Monday, July 19, 2010

David Mitchells Shows Off Storytelling Chops in The Thousand Autumns of Jacob de Zoet

Reading Cloud Atlas, David Mitchell's third novel, several years ago, I was impressed by how he wove together post-modern elements to form a thoroughly believable story arc spanning thousands of years. Cloud Atlas is technically a series of six linked stories that begins in the eighteenth century and ends at some unknown future civilization. The main character of each story finds the memoirs by the main character of a previous story, so that each story is revealed to be hidden in another story. Together, these tales form a sweeping meditation on humanity's failings and hopes.

Since Cloud Atlas, Mitchell has reverted to more traditional story-telling. His Black Swan Green is a semi-autobiographical novel of a boy growing up in England in the 1970's. Though not a thrilling story, Mitchell captures the tweenage boy's voice perfectly.

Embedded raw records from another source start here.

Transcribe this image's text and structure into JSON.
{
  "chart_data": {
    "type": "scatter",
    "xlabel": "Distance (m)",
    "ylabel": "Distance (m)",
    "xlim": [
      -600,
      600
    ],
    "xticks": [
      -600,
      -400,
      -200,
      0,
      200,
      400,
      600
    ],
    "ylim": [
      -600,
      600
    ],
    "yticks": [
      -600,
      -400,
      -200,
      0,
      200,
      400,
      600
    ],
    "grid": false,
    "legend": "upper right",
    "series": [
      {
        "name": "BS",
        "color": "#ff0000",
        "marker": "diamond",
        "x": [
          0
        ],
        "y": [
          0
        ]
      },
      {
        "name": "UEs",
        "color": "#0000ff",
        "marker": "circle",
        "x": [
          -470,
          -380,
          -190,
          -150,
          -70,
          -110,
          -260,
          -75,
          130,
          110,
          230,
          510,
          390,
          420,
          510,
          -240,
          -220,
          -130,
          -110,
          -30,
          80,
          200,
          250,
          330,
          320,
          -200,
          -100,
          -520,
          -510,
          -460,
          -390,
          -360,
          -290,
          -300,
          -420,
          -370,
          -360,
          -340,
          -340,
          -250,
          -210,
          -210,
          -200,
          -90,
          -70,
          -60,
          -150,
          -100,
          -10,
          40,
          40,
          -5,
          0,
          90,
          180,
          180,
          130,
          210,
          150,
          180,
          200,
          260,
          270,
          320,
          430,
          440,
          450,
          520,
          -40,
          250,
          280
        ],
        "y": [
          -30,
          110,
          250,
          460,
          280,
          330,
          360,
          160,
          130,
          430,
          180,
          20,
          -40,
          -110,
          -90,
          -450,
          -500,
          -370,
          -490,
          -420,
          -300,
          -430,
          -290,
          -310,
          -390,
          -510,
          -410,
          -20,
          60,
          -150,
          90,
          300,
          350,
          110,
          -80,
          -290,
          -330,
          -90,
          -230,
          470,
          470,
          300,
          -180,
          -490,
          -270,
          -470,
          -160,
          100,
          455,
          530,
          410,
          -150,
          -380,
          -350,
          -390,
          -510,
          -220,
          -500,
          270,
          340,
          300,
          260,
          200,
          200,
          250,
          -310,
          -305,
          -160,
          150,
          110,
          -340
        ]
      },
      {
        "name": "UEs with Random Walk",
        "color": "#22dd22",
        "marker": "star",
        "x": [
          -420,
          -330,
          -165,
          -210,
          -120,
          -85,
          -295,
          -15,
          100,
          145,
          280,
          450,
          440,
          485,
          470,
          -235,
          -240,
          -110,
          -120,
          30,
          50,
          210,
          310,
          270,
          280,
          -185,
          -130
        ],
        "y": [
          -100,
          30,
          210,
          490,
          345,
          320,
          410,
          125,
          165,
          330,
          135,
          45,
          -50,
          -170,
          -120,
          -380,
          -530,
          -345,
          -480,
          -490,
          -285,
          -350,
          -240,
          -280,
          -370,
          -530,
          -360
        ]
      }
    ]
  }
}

Mitchell's latest novel, The Thousand Autumns of Jacob de Zoet, reprises the straightforward approach to tell the story of a Dutch clerk falling in love with a Japanese mid-wife while uncovering corruption in 1799 Dejima, Japan. Jacob de Zoet is trying to make his fortune in a five year stint before returning to Holland to marry his sweetheart, Anna. Of course, the moment we read of Jacob's plans, we know things are probably not going to turn out quite the way he hopes. A fish out of water, his first mistake is to announce to some of his colleagues that he's there to help the chief root out corruption. His second mistake is to be too trusting of his superiors. His third is to fall in love with Orito, a disfigured Japanese mid-wife. Meanwhile, the war back in Europe between Holland and England brews, stirring up consequences for the small army of traders on Dejima.

All of these story lines are evoked with remarkable detail. Like in Black Swan Green, Mitchell is able to get into the minds of his characters and describe what they see convincingly. When first arriving in Japan, Jacob notices the “gnarled old women, pocked monks, unmarried girls with blackened teeth." These details are something that a Dutchman could believably pick up without having any insight into Japanese culture.

At the same time, this historical novel can not escape typical historical flourishes. The accents are awkward at times. The Dutch speak like Eighteenth Century Englishmen. When the Japanese speak Dutch, their sentences come out in stereotypically incorrect English. But when the Japanese speak to each other, presumably in Japanese, the sentences come out in stereotypically formal and stiff.

Though following a traditional approach, The Thousand Autumns of Jacob de Zoet is also a meditation on the art of storytelling itself. The plot of the novel is nearly entirely driven by minor characters' revelations through orally communicated stories. When most authors do this, the revelation comes as a convenient plot device, explaining away mysteries neatly with a bow on top. Most of the time, it's pretty fake though sometimes entertaining. Mitchell's stories feel real because he has explained the motivations behind why characters would keep their stories, and only reveal them at necessary moments. For example, an ex-convict doesn't reveal his secret past until he might get killed for not revealing it. In addition, Mitchell doesn't rely on story-as-revelation as his only method of revelation. An important revelation about paternity is discovered through the father's own eyes as he sets sights on his son.

Moreover, there are so many of these discrete anecdotes that they become a fact of life. It's as if everyone on Dejima sits around telling stories, so the reader never knows when one story in particular will be important. Early on, some of the traders sit around drinking. One tells the story of how another one pretended to be wealthy to get a wealthy wife, only to find that he had been tricked in the same way:

“On Mr Grote’s last trip home,” obliges Ouwehand, “he wooed a promising young heiress at her town house in Roomolenstraat who told him how her heirless, ailing papa yearned to see his dairy farm in the hands of a gentleman son-in-law, yet everywhere, she lamented, were thieving rascals posing as eligible bachelors. Mr Grote agreed that the Sea of Courtship seethes with sharks and spoke of the prejudice endured by the young colonial parvenu, as if the annual fortunes yielded by his plantations in Sumatra were less worthy than old monies. The turtledoves were wedded within a week. The day after their nuptials, the taverner presented the bill and each says to the other, ‘Settle the account, my heart’s music.’ But to their genuine horror, neither could, for bride and groom alike had spent their last beans on wooing the other! Mr Grote’s Sumatran plantations evaporated; the Roomolenstraat house reverted to a co-conspirator’s stage prop; the ailing father-in-law turned out to be a beer porter in rude health, not heirless but hairless.”

This anecdote isn't particularly useful except to say what types of desperate situations drive people to come to Dejima. But it is a funny story with lots of attention to detail. Such details make Thousand Autumns a vivid, satisfying read.